My frustration with the system was that you really had to fight for attention, to make sure your case didn't get lost in the system. You have to chase around to get your results, or to fix your next appointment. The hospital bureaucracy can be impenetrable for patients.
My advice is that you should never assume that it is all being taken care of . . . your file might just be sitting at the bottom of the pile, or in the wrong place.
I know of a woman who waited 24 weeks from first seeing her GP to getting treatment for cancer . . . it turned out the GP had given up practice, so she simply fell out of sight.
So my recommendations for improvement are mainly about making the process more transparent for the patient, so that they know what is going on and understand why. You already have enough to worry about when you are dealing with cancer without fretting about whether you have been forgotten about by the system.
Joshua Regan: Why did The Globe write this article now? Just to try to embarrass the Harper government? Would you have written the same series if the Liberals were still in power?
Phillip Crawley: Most funding for health care comes from the provinces, so the main concern for health administrators, doctors and researchers is not about what the federal government is going to do, but what the politicians in their own areas are willing to support. You can see from the articles we ran last week that the quality of treatment available in Canada varies greatly depending on where you live.
I have no problem in embarrassing any government, whatever its political colour, if it fails to support the research going on in our teaching hospitals.
We would be losing a great opportunity to make a difference to many lives if research funding is cut back.
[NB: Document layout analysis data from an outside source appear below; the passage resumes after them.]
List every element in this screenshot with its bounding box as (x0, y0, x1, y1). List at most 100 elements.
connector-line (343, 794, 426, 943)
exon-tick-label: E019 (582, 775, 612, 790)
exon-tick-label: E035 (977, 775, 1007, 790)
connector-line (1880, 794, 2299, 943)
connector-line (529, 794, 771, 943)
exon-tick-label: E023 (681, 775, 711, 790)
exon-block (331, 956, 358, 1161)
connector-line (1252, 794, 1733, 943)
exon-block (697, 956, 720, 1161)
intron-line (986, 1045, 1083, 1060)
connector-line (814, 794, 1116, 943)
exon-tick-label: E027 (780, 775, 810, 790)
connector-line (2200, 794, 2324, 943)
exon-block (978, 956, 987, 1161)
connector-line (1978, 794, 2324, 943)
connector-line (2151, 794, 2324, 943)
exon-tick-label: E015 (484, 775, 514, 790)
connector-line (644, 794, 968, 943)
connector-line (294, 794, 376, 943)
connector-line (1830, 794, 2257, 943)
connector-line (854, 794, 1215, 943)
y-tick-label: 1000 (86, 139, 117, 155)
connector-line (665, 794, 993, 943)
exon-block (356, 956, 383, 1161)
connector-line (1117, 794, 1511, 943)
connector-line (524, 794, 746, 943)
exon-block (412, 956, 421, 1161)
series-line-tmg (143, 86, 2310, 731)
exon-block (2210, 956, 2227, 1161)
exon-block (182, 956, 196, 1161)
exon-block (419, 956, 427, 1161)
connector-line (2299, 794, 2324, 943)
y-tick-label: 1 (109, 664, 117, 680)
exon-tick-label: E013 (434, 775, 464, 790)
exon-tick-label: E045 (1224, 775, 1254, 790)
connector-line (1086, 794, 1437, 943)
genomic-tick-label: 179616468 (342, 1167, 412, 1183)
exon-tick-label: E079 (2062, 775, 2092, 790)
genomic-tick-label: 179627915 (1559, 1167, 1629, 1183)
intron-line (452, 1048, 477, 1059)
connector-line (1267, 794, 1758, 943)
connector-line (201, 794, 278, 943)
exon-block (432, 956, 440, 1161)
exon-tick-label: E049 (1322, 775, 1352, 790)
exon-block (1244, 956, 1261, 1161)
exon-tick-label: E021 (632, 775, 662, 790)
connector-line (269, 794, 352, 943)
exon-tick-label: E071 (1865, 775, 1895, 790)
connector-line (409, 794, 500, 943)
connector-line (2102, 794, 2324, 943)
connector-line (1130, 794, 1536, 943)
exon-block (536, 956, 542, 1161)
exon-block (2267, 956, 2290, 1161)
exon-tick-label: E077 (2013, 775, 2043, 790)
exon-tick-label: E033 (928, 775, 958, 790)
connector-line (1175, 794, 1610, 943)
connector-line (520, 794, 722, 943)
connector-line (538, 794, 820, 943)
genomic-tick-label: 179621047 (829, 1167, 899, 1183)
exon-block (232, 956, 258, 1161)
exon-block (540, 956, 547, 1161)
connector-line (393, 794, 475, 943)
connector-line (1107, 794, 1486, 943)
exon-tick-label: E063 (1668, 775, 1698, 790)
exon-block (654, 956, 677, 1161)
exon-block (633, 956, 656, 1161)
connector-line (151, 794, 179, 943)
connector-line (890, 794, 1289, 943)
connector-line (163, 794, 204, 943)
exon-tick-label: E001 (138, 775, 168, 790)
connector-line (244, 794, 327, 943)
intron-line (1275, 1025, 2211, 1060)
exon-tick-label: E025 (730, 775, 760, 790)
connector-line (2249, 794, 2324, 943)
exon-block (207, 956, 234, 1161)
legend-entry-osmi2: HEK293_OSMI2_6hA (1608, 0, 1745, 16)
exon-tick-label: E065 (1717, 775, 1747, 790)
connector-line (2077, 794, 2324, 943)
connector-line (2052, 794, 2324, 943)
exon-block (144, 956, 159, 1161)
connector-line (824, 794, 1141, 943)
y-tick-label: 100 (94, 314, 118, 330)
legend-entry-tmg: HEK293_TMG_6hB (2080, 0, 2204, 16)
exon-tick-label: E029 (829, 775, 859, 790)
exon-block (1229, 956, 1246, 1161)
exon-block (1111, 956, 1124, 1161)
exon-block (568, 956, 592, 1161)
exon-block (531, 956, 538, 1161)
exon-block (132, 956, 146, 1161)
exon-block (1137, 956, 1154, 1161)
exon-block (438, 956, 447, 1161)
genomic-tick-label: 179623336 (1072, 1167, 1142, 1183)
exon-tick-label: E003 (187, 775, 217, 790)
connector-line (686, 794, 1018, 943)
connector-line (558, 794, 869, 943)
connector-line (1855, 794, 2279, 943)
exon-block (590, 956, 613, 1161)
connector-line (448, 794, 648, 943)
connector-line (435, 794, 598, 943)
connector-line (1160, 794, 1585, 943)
When you bring a talented researcher from the U.S.A. to work in Canada, and then nickel-and-dime him by cutting his research grant in half, he'll probably go back home . . . and that's a case I know.
Jason Schmidt, Saskatoon: Mr. Crawley, thank you and thank The Globe for devoting so much time and resources to covering this important topic. Can you speak a little bit about what a "national cancer strategy" is and why you think it's important? When you lived in so many other countries, did they have such a strategy?
Phillip Crawley: Jason, I lived in the U.K. where the value of a national cancer strategy has emerged over recent years. Britain has many similar issues to Canada, such as the regional variations in the availability and quality of cancer care, even though their National Health Service is more centrally controlled than our health system here.
I see the value of a national cancer strategy as putting it more firmly on the national agenda, rather than leaving the provinces to go their own way, which leaves many Canadians puzzled.
I would like our main political parties at the federal level to give the whole topic of health care more attention, more debate . . . It deserves it. It's the No.1 issue for Canadians.
Jim Sheppard, Executive Editor, globeandmail.com: Phillip, thanks again for taking the time today to answer questions from the readers of globeandmail.com. I'm sure they appreciated hearing both your own personal experiences with cancer and your insight on the issues related to the fight against the disease. Any last thoughts?
Phillip Crawley, publisher and CEO, The Globe and Mail: Thanks for the opportunity, Jim.
Getting feedback from our readers is always valuable, and I am hoping there will be more questions and comments in the days ahead as we continue to run our cancer series. There is a lot more to say on this subject.
Thanks to everyone who sent in questions for taking the time and trouble, and I'm sorry if I didn't get to answer your particular question.